I think the issue is that aside from Transformers, they just had really shitty properties. I mean, fucking Battleship? The new Star Trek movies? Even the GI Joe line wasn't really so good.
Also, the Kreon minifigures looked like ass. They're stylized to the point that they look like weird robots. Which, again, works perfectly fine for the Transformers minifigures....not so much for literally anything else. God, they just looked so bad.
Also, the plastic quality wasn't so good. I bought one Transformer set that literally had sand somehow molded into the brick. I have no fucking clue how that would happen. Plus, minifigures tended to always have broken parts, stress marks on lots places like the wrist sockets, and really poorly placed decals and paint on the minifigures. Faces were often skewed at an angle, and chest and leg paint was usually thick and sloppy somehow.
Also, the final builds were often really weird. They were kind of in between LEGO and Mega Bloks for how the final product of their sets worked.
LEGO had a fuckton of different pieces, and each piece can be built up to usually make a really seamless looking set or build. Mega Bloks has a lot fewer pieces, but the pieces are specialized and designed so that the final product actually looks like a straight-up toy Jeep, or ship, or vehicle or whatever.

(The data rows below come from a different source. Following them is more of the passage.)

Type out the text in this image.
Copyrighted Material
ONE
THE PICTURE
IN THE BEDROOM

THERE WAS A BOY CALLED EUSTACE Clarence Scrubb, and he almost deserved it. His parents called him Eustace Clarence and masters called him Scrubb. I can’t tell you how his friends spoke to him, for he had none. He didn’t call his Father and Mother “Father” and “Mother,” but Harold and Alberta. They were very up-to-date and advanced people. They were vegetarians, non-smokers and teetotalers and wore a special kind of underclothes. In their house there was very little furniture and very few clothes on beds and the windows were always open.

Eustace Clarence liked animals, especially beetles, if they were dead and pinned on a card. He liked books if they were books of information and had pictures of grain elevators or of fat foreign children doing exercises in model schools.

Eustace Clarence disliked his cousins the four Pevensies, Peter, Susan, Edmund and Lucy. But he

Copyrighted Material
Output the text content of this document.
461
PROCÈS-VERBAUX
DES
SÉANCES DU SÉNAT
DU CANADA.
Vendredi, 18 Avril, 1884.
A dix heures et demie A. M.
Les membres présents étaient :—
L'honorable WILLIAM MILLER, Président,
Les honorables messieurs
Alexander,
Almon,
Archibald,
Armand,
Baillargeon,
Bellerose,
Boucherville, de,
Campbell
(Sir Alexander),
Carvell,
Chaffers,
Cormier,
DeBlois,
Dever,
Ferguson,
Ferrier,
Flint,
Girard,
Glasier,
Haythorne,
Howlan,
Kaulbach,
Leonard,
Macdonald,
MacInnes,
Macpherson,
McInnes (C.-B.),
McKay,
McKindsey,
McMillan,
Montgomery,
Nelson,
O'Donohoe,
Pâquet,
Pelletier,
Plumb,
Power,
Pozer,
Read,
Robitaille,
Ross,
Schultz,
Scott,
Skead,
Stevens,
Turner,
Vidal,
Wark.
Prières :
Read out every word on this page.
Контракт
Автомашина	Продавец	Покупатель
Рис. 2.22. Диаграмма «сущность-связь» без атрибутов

A lot of Kre-O stuff...the final product just looks like a bunch of bricks some kid stacked together, and then a couple of highly-detailed, well-sculpted pieces slapped on that look really out of place. Examples are like, the Transformer heads and hands that look more like they belong on actual TF action figures than in a building set.
Kre-O failed because just about aspect--the properties, the minifigures, the builds, the sets, the quality--was all really low, or awkward at best.